OpenAI has recently released the GPT-4o System Card, a research document that provides insights into the safety measures and risk evaluations conducted before the release of its latest model.
Before the public launch of GPT-4o in May, OpenAI employed external red teamers, who are security experts tasked with identifying vulnerabilities in a system, to assess potential risks associated with the model. The evaluation focused on risks such as unauthorized voice cloning, the generation of explicit or violent content, and the reproduction of copyrighted material. The findings of this evaluation have now been made public.
According to OpenAI’s risk framework, GPT-4o was categorized as having a “medium” level of risk. The evaluation considered four main categories: cybersecurity, biological threats, persuasion, and model autonomy. Except for persuasion, which highlighted that some writing samples from GPT-4o had the potential to be more persuasive than human-written text, the overall risks were deemed low.
The system card includes preparedness evaluations conducted by OpenAI’s internal team, as well as evaluations by external testers listed on OpenAI’s website, such as Model Evaluation and Threat Research (METR) and Apollo Research, both of which specialize in evaluating AI systems.

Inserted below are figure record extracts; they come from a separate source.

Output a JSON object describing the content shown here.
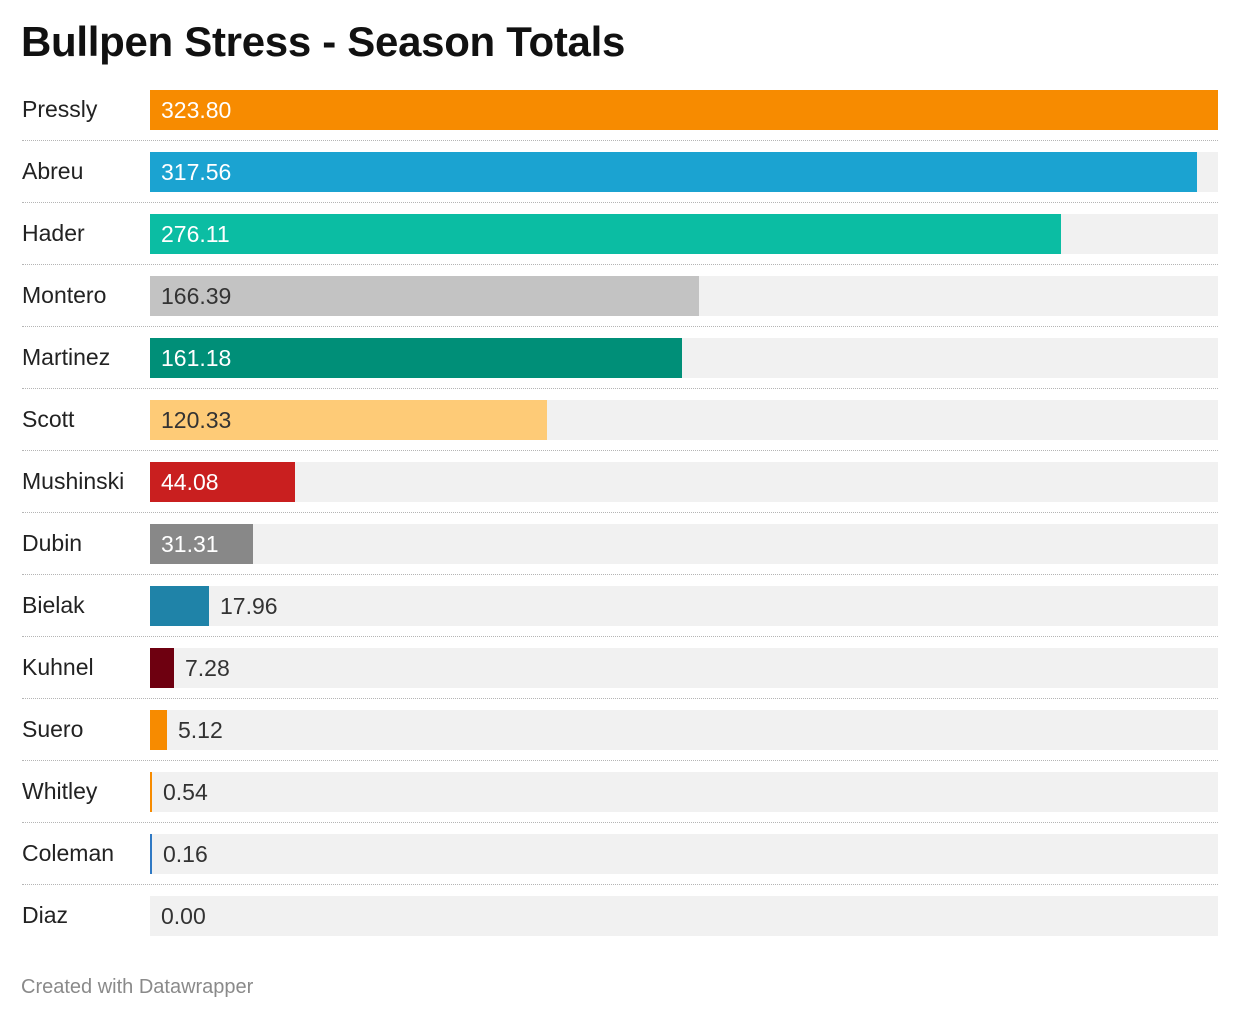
{
  "header": {
    "title": "Bullpen Stress - Season Totals"
  },
  "footer": {
    "credit": "Created with Datawrapper"
  },
  "chart_data": {
    "type": "bar",
    "orientation": "horizontal",
    "title": "Bullpen Stress - Season Totals",
    "xlim": [
      0,
      323.8
    ],
    "grid": false,
    "categories": [
      "Pressly",
      "Abreu",
      "Hader",
      "Montero",
      "Martinez",
      "Scott",
      "Mushinski",
      "Dubin",
      "Bielak",
      "Kuhnel",
      "Suero",
      "Whitley",
      "Coleman",
      "Diaz"
    ],
    "values": [
      323.8,
      317.56,
      276.11,
      166.39,
      161.18,
      120.33,
      44.08,
      31.31,
      17.96,
      7.28,
      5.12,
      0.54,
      0.16,
      0.0
    ],
    "value_labels": [
      "323.80",
      "317.56",
      "276.11",
      "166.39",
      "161.18",
      "120.33",
      "44.08",
      "31.31",
      "17.96",
      "7.28",
      "5.12",
      "0.54",
      "0.16",
      "0.00"
    ],
    "colors": [
      "#f78b00",
      "#1ba3d1",
      "#0bbda3",
      "#c3c3c3",
      "#008f78",
      "#fecb77",
      "#c91f1f",
      "#888888",
      "#1f83a8",
      "#6e0010",
      "#f78b00",
      "#f78b00",
      "#2f79c4",
      "#cccccc"
    ],
    "label_colors": [
      "#ffffff",
      "#ffffff",
      "#ffffff",
      "#333333",
      "#ffffff",
      "#333333",
      "#ffffff",
      "#ffffff",
      "#333333",
      "#333333",
      "#333333",
      "#333333",
      "#333333",
      "#333333"
    ]
  }
}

OpenAI has previously released system cards for other models like GPT-4, GPT-4 with vision, and DALL-E 3, following a similar testing and research approach. The release of the GPT-4o system card comes at a critical time for OpenAI, as the company has faced ongoing criticism regarding its safety practices, both from its own employees and public figures. The recent open letter from Sen. Elizabeth Warren and Rep. Lori Trahan raises concerns about whistleblower protection and safety reviews at OpenAI, highlighting previous safety-related issues within the company.
OpenAI’s release of system cards demonstrates its commitment to transparency and accountability, addressing concerns and providing insights into the safety evaluations conducted for its AI models.
In addition, OpenAI’s release of a highly capable multimodal model just before a US presidential election raises concerns about the potential risks of accidental misinformation spreading or malicious actors hijacking the model. While OpenAI aims to emphasize that they are testing real-world scenarios to prevent misuse, there have been increasing demands for greater transparency, not only regarding the model’s training data (such as whether it includes data from YouTube) but also its safety testing.
In California, where OpenAI and other prominent AI labs are located, State Senator Scott Wiener is working on a bill to regulate large language models, proposing restrictions that would hold companies legally accountable if their AI is used in harmful ways. If this bill is passed, OpenAI’s advanced models would need to undergo state-mandated risk assessments before being made available to the public.
However, the key takeaway from the GPT-4o System Card is that, despite the involvement of external red teamers and testers, much of the evaluation process relies on OpenAI to assess its own model’s safety. This highlights the importance of ongoing scrutiny and external oversight to ensure the responsible development and deployment of AI models.